You think Nuclear Weapons are easy to make?
No way. Think again, brainiac.
Or go check out the articles in the Wikipedia regarding Nuclear Weapons. The hard part seems to be getting the fuel. You need Uranium or Plutonium, even if you want to make a Hydrogen bomb, but it's got to be a special type -- and lots of it.
I think because there are so many nuclear weapons in the world that people think they're easy to make. Also, since the principles behind them are relatively simple (nuclear physics is simple, right?) and easily available, it's reasonable to assume that anyone, who wants to, can make an "atomic bomb".
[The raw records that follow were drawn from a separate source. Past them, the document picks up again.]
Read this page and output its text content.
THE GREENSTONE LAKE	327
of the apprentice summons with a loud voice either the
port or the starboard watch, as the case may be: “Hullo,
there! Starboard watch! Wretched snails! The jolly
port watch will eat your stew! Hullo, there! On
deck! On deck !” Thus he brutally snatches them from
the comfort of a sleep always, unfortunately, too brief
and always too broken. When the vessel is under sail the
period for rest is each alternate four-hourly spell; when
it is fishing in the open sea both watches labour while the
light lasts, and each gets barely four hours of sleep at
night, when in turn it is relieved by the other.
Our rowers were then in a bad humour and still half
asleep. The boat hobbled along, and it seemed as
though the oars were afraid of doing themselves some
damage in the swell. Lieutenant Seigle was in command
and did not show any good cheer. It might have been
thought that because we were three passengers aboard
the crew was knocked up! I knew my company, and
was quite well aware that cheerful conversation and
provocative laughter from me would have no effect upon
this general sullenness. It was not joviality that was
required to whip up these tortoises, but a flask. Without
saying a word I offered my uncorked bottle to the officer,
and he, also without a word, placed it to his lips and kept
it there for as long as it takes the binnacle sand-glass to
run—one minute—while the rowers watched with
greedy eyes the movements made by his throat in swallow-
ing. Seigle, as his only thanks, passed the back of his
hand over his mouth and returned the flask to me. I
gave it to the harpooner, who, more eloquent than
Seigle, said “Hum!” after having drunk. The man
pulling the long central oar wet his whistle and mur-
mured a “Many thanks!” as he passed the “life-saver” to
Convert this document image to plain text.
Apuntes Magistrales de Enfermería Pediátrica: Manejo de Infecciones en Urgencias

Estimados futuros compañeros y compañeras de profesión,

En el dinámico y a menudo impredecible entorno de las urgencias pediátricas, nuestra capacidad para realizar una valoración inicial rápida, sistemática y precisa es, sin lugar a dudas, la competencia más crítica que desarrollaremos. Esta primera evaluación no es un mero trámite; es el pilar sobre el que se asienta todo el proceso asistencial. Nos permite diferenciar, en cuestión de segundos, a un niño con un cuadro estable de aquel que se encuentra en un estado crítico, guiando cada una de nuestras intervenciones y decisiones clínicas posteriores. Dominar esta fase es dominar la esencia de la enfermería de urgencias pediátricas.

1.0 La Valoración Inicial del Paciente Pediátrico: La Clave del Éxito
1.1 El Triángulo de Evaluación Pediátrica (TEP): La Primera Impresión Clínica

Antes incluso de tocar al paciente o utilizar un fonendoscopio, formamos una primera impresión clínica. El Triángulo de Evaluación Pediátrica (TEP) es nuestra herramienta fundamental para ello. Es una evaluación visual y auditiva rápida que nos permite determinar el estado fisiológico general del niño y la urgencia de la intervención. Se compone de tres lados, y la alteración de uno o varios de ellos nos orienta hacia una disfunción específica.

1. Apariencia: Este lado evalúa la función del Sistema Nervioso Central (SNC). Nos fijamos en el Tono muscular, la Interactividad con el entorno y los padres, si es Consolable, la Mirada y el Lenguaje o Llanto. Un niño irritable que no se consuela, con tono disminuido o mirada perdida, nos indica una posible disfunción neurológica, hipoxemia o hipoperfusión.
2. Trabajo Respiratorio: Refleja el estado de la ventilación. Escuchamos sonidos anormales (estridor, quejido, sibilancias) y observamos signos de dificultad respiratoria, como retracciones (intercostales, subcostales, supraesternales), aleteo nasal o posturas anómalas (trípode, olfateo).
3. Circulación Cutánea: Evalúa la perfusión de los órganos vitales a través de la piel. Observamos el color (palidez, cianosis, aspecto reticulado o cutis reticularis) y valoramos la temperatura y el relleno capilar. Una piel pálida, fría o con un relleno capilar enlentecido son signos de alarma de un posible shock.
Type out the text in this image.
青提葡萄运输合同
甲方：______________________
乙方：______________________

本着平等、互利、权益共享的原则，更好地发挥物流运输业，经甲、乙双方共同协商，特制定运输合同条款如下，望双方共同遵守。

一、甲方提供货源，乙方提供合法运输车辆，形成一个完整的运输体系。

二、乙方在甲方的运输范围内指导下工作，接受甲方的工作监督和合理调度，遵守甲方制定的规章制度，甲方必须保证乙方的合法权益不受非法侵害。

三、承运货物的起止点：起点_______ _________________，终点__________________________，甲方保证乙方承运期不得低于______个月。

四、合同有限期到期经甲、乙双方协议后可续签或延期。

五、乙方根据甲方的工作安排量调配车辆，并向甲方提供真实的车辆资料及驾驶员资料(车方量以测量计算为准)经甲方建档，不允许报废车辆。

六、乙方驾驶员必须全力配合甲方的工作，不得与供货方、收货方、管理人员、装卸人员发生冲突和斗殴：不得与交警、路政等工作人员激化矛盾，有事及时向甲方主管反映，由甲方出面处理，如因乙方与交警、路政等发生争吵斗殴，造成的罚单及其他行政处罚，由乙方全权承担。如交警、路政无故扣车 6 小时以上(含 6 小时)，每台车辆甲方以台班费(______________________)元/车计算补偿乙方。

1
It's not as easy as you think it is
Enriching Uranium requires the concentration (isolation, separation) of the Uranium isotope, 235. This is difficult. "Difficult" means expensive in engineering or scientific circles.
Plutonium (239) isn't even a naturally occuring element and has to be created from Uranium 238 (stable and useless) in a nuclear reactor. Unfortunately it explodes too quickly when formed into critical mass and requires very sophisticated (more money, again) methods to get a useful, high-yielding warhead.
Hydrogen bomb? It takes a plutonium or uranium (235) explosion to just get the Hydrogen bomb going. That's a very expensive fuse. But after that... The biggest nuclear weapons are all Hydrogen (fusion of small atoms, as opposed to fission --splitting-- of big ones) bombs.
Did you know that when U.S. President Harry Truman announced after dropping the second atomic bomb on Japan (Nagasaki, Aug. 1945) that if they didn't surrender they would see an unbelievable rain of destruction, that he was actually just bluffing?
Apparently the U.S. had used up all of their weapons (they only had 3: dropped two and tested one --Trinity test, White Sands) and didn't have any more enriched Uranium (235) or Plutonium with which to make another bomb, and would have entailed several months of enrichment processing.
So it just goes to show that the only thing more powerful than an atom bomb is a slick-talking president.